Earlier this year Harper introduced a bill that would allow counties or municipalities to create urban agriculture zones made up of organizations or individuals who grow produce or other agricultural products, raise or process livestock or poultry, or sell a minimum of 75 percent locally grown food. The bill is designed to spur local economies and food systems by increasing access to healthy, affordable foods and re-purposing vacant land. It also calls for a reduction in water connection charges for properties in an urban agriculture zone.

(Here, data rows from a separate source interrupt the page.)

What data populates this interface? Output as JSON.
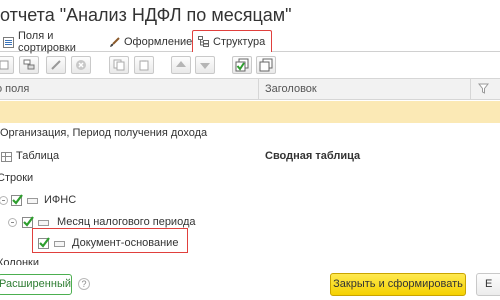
{
  "window": {
    "title": "отчета \"Анализ НДФЛ по месяцам\""
  },
  "tabs": [
    {
      "label": "Поля и сортировки",
      "icon": "fields-icon"
    },
    {
      "label": "Оформление",
      "icon": "brush-icon"
    },
    {
      "label": "Структура",
      "icon": "structure-icon",
      "active": true
    }
  ],
  "grid": {
    "columns": [
      "о поля",
      "Заголовок"
    ],
    "rows": [
      {
        "label": "",
        "highlighted": true
      },
      {
        "label": "Организация, Период получения дохода"
      },
      {
        "label": "Таблица",
        "title": "Сводная таблица"
      },
      {
        "label": "Строки"
      },
      {
        "label": "ИФНС",
        "checked": true
      },
      {
        "label": "Месяц налогового периода",
        "checked": true
      },
      {
        "label": "Документ-основание",
        "checked": true
      },
      {
        "label": "Колонки"
      }
    ]
  },
  "footer": {
    "advanced": "Расширенный",
    "help": "?",
    "submit": "Закрыть и сформировать",
    "more": "Е"
  },
  "colors": {
    "accent_red": "#e0403d",
    "highlight_row": "#fbe9b5",
    "primary_button": "#f5d100",
    "advanced_green": "#4caf50"
  }
}
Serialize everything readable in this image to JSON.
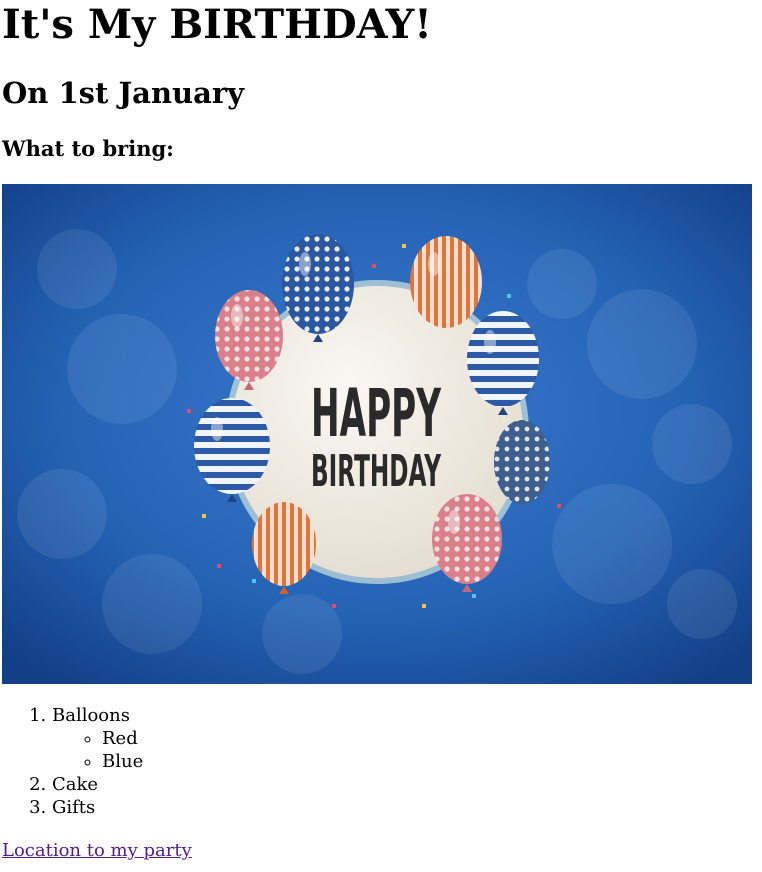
{
  "page": {
    "title": "It's My BIRTHDAY!",
    "date": "On 1st January",
    "bring_heading": "What to bring:"
  },
  "banner": {
    "line1": "HAPPY",
    "line2": "BIRTHDAY",
    "background_color": "#1f5aa6",
    "circle_color": "#f1ece3",
    "text_color": "#2a2a2a"
  },
  "list": {
    "items": [
      {
        "label": "Balloons",
        "sub": [
          "Red",
          "Blue"
        ]
      },
      {
        "label": "Cake"
      },
      {
        "label": "Gifts"
      }
    ]
  },
  "link": {
    "text": "Location to my party",
    "color": "#551a8b"
  }
}
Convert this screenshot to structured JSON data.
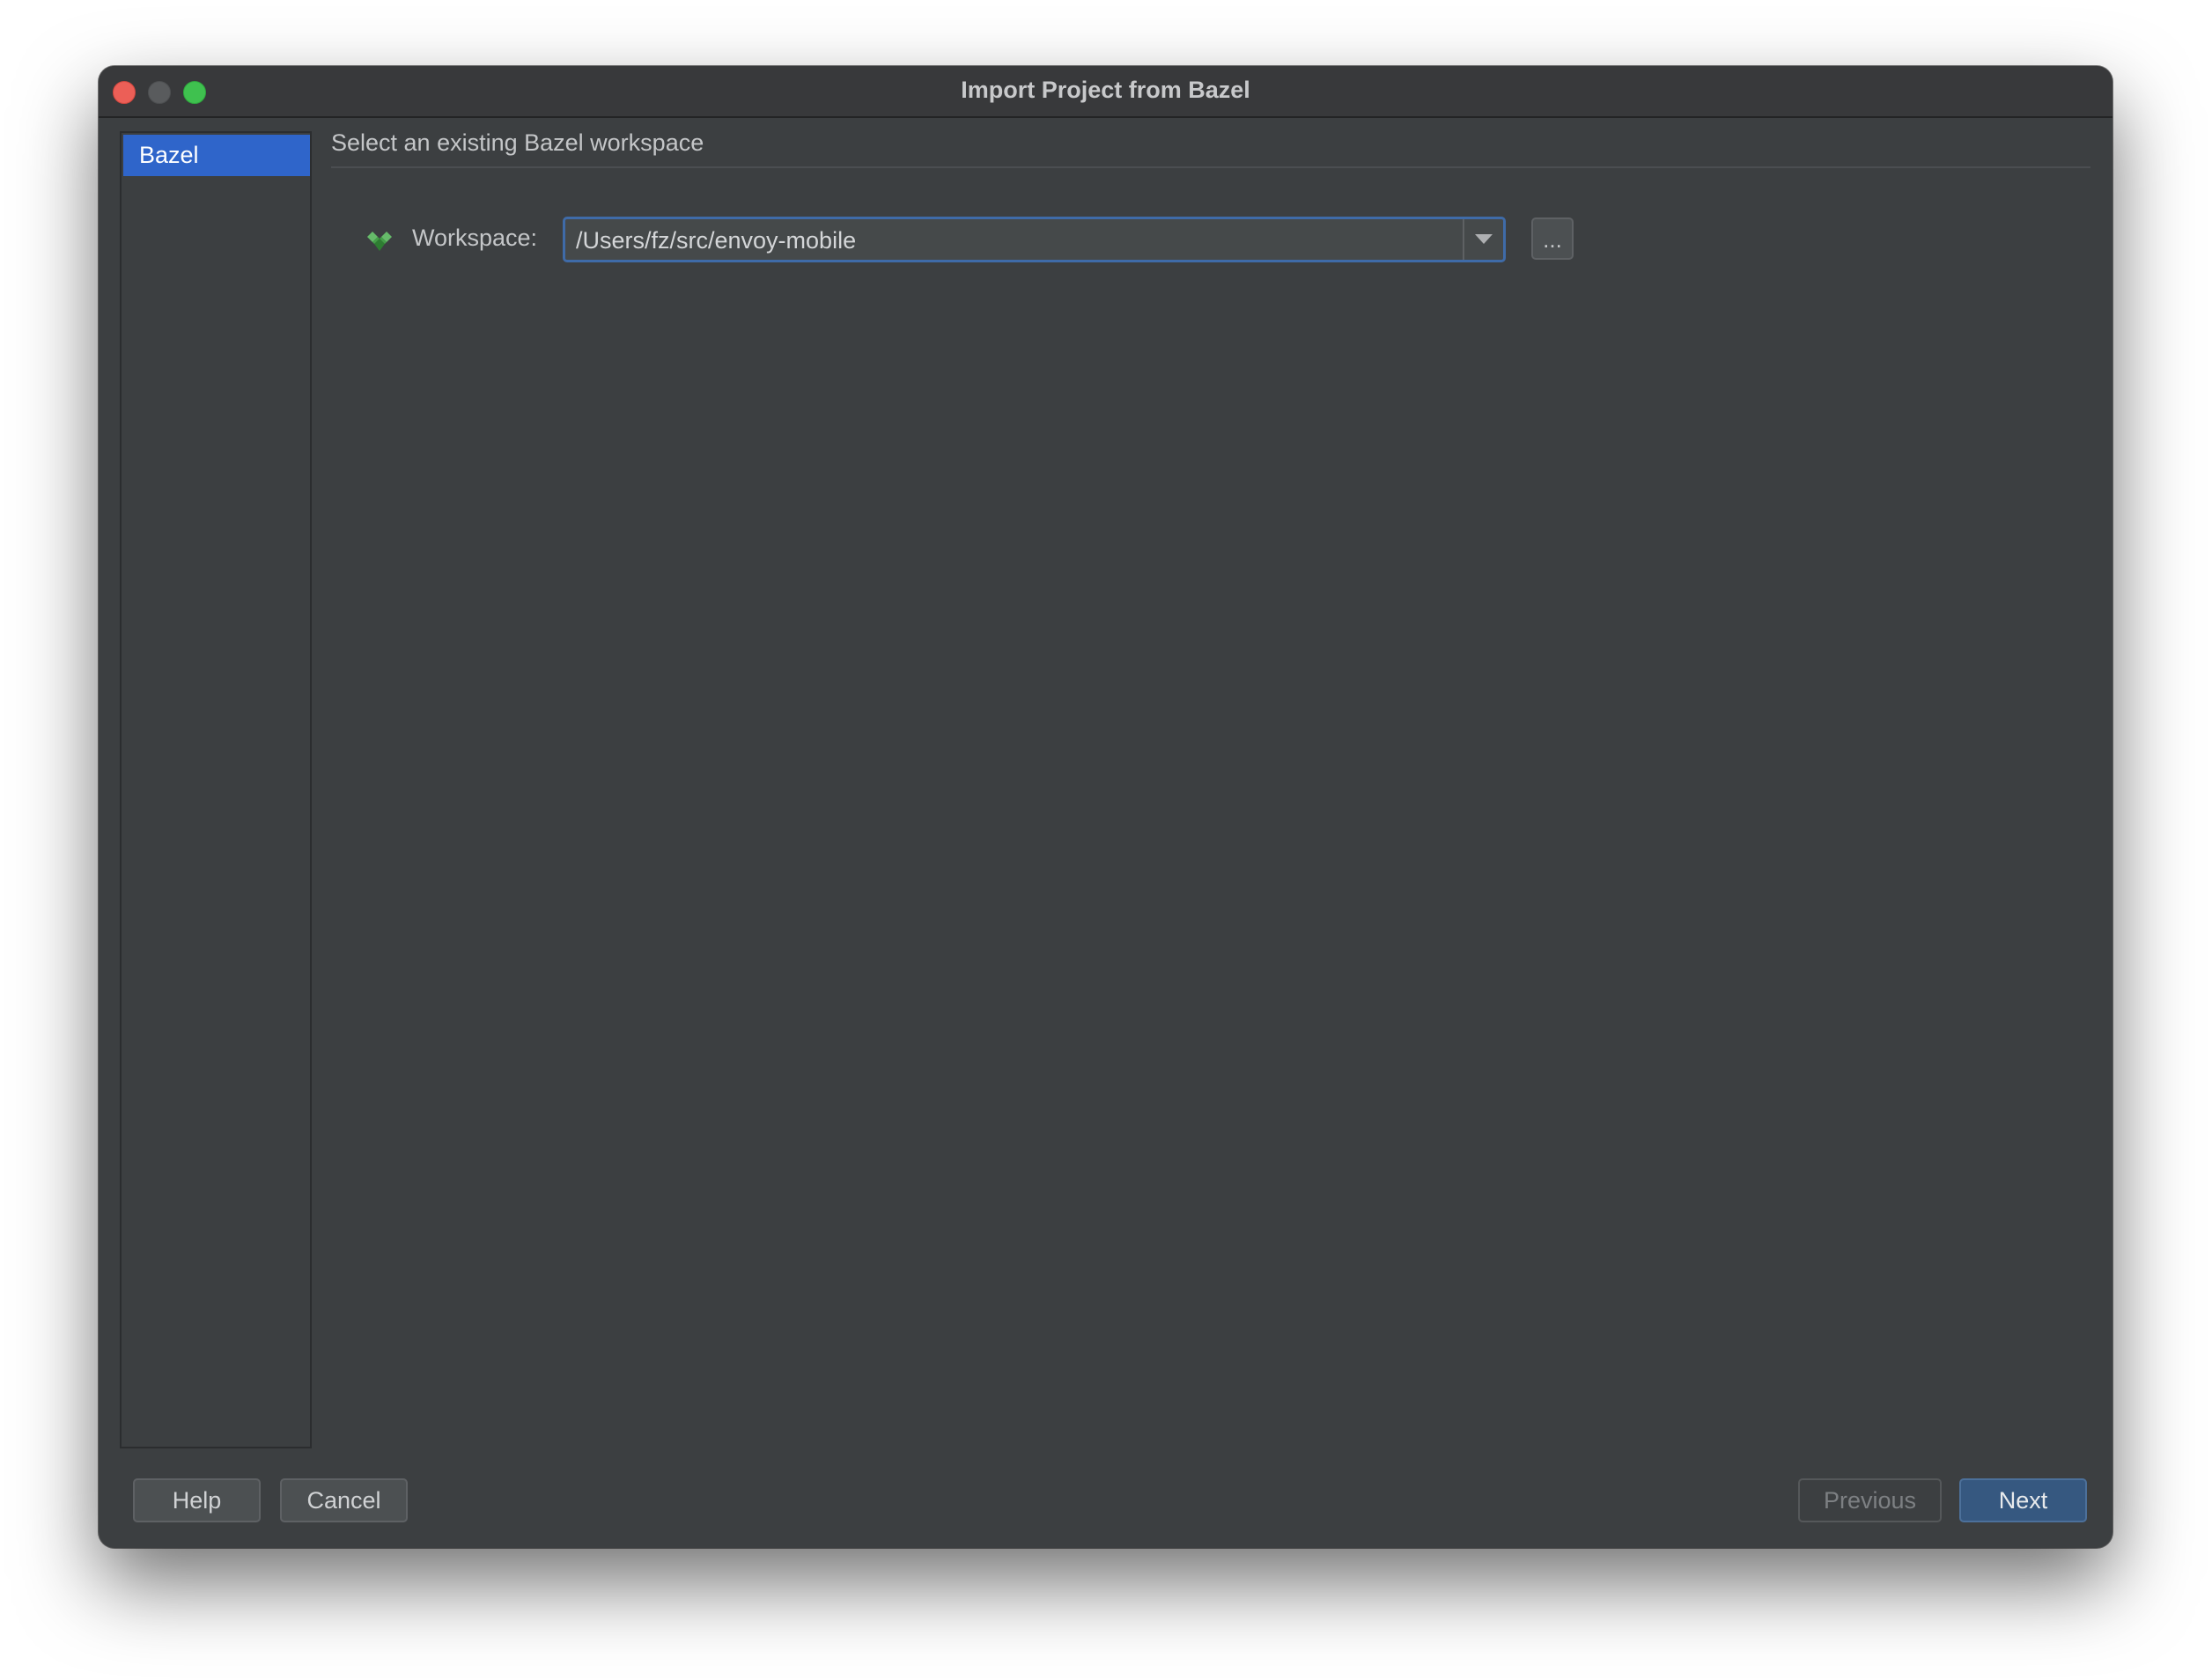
{
  "window": {
    "title": "Import Project from Bazel"
  },
  "sidebar": {
    "items": [
      {
        "label": "Bazel",
        "selected": true
      }
    ]
  },
  "main": {
    "header": "Select an existing Bazel workspace",
    "workspace": {
      "icon": "bazel-icon",
      "label": "Workspace:",
      "value": "/Users/fz/src/envoy-mobile",
      "browse_label": "..."
    }
  },
  "footer": {
    "help_label": "Help",
    "cancel_label": "Cancel",
    "previous_label": "Previous",
    "next_label": "Next"
  },
  "colors": {
    "background": "#3c3f41",
    "selection": "#2f65ca",
    "focus_border": "#3f6ba8",
    "default_button": "#365880",
    "bazel_green": "#43a047"
  }
}
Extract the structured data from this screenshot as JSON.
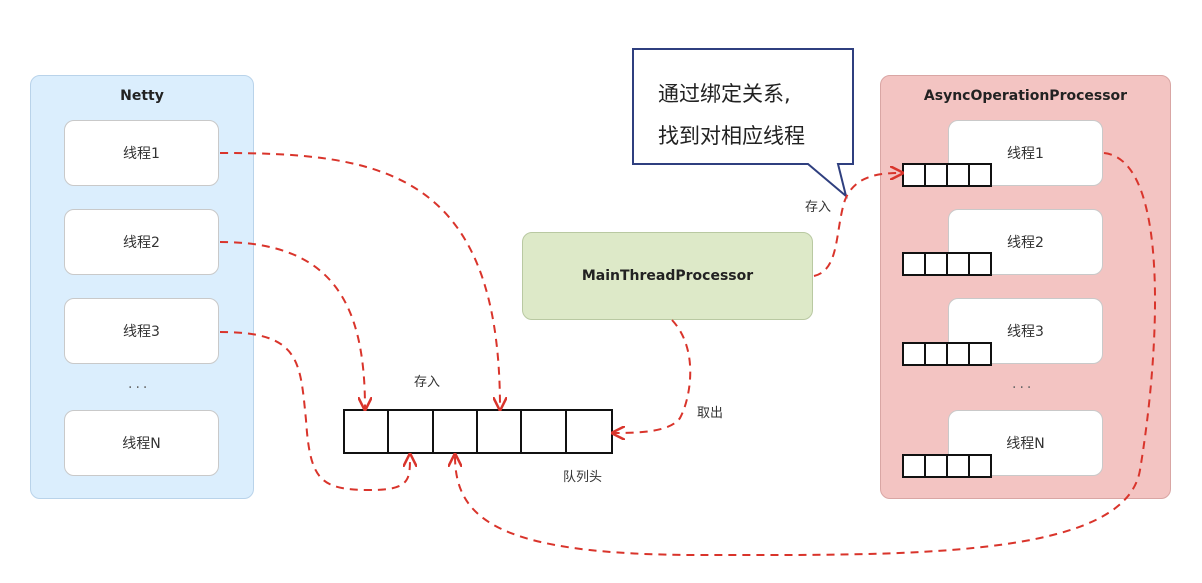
{
  "netty": {
    "title": "Netty",
    "threads": [
      "线程1",
      "线程2",
      "线程3",
      "线程N"
    ],
    "ellipsis": "···"
  },
  "async": {
    "title": "AsyncOperationProcessor",
    "threads": [
      "线程1",
      "线程2",
      "线程3",
      "线程N"
    ],
    "ellipsis": "···"
  },
  "main_processor": {
    "label": "MainThreadProcessor"
  },
  "queue": {
    "cells": 6,
    "head_label": "队列头",
    "store_label": "存入",
    "take_label": "取出"
  },
  "async_store_label": "存入",
  "callout": {
    "line1": "通过绑定关系,",
    "line2": "找到对相应线程"
  },
  "colors": {
    "arrow": "#d9342b",
    "netty_bg": "#dbeefd",
    "async_bg": "#f3c4c2",
    "main_bg": "#dde9c8",
    "callout_border": "#2f3f7f"
  }
}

Chicago’s new “Growing for Chicago” initiative will receive a $1 million federal grant to boost and coordinate urban farming in the city – one of 45 projects to be awarded a total of $26.6 million this year through the U.S. Department of Agriculture’s annual Conservation Innovation Grants. The city project aims to prepare land and recruit farmers for urban farming near the planned Englewood rail trail, among other objectives.
“We need to encourage more farmers markets, grocery stores, bakeries and other reputable food retailers and producers to open up shop in and sell their affordable products to people living in food deserts,” Harper said. “I will continue to fight to make sure we provide healthy and affordable food options for all residents as well as continue to collaborate with others to eliminate food deserts across Illinois.”